Deception Redux

Edward Jay Epstein is a gifted writer and investigative journalist who has been at it now for nearly 50 years. I hope to have something on his forthcoming book — The Annals of Unsolved Crime — when it is to be published by Melville House next month.

I have been a fan of Ed’s since I read Legend: The Secret World of Lee Harvey Oswald when it was published in 1978. Legend derived from Ed’s interest in Lee Harvey Oswald. In the course of his research for the book, Ed developed a relationship with the legendary CIA counterintelligence chief, James Jesus Angleton, who familiarized Ed with the pitched battle over the authenticity of a key KGB defector. Ed’s book Deception: The Invisible War Between the KGB and the CIA (1989) also benefited from Ed’s relationship with Angleton.

I bought and read Deception when it was published in 1989. Although it is a terrific book, it quickly dropped from sight, only to reemerge this year — in China. What’s going on? Ed writes:

Up until it was published in China this year, I had assumed events had long since bypassed my 1989 book Deception: The Invisible War Between the KGB and the CIA. After all it had been written during the Cold War as a warning about the KGB’s well-honed use of deception as a means of winning without fighting, and, literally on the eve of its publication, the Berlin Wall came down, and the Cold War ended. The concepts in it, such as disinformation, moles, and strategic intelligence manipulation, seemed an anachronism of a war that ended.

So I asked: why the renewed interest in China? I believe there are three reasons:

1) Deception at its core is about the vulnerability of US intelligence to self-deception and, as Benghazi demonstrates, that is still relevant.
2) The KGB has been reconstituted as the powerful master class of Russia.
3) The US has continued to transform the CIA from an intelligence service, which values counterintelligence, to a paramilitary covert action organization.

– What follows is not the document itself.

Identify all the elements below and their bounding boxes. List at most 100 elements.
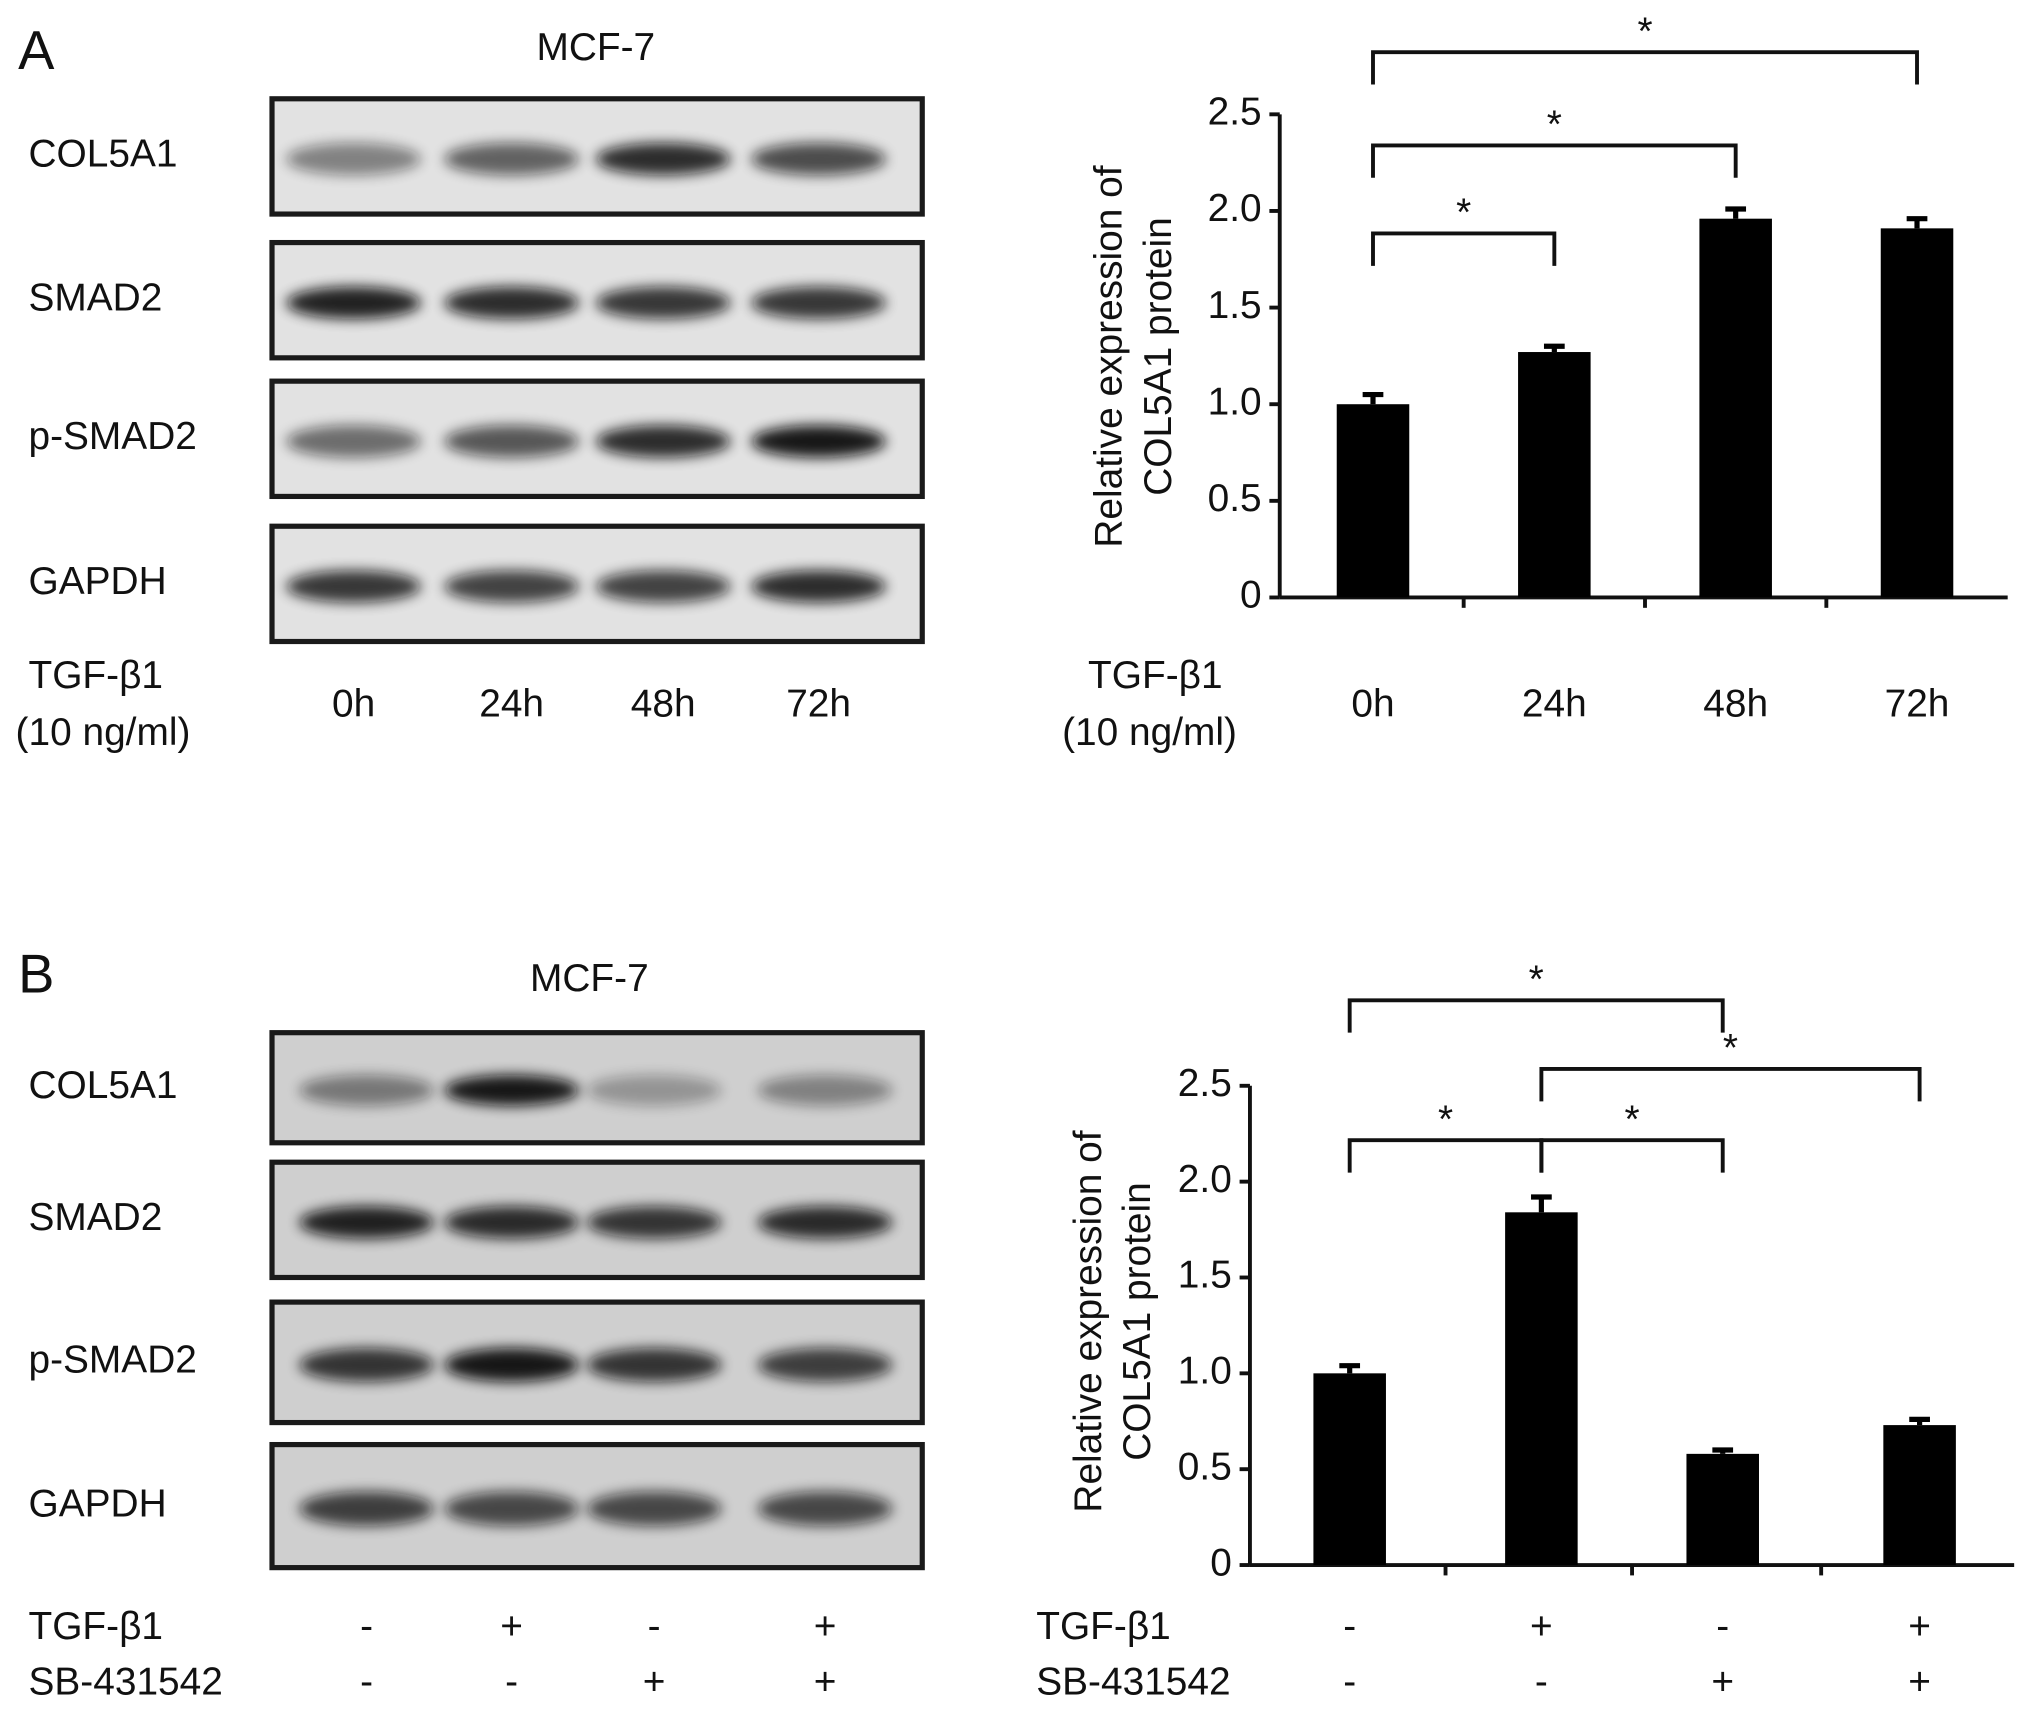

Given the renewed interest in Deception, Ed has republished it as an ebook that is available via Amazon at the link.

CORRECTION: Thinking of Mark Riebling’s book Wedge: From Pearl Harbor to 9/11–How the Secret War between the FBI and CIA Has Endangered National Security (another book which has dropped from sight), I misstated the subtitle of Ed’s book in the original version of this post. Thanks to the readers who noted my error.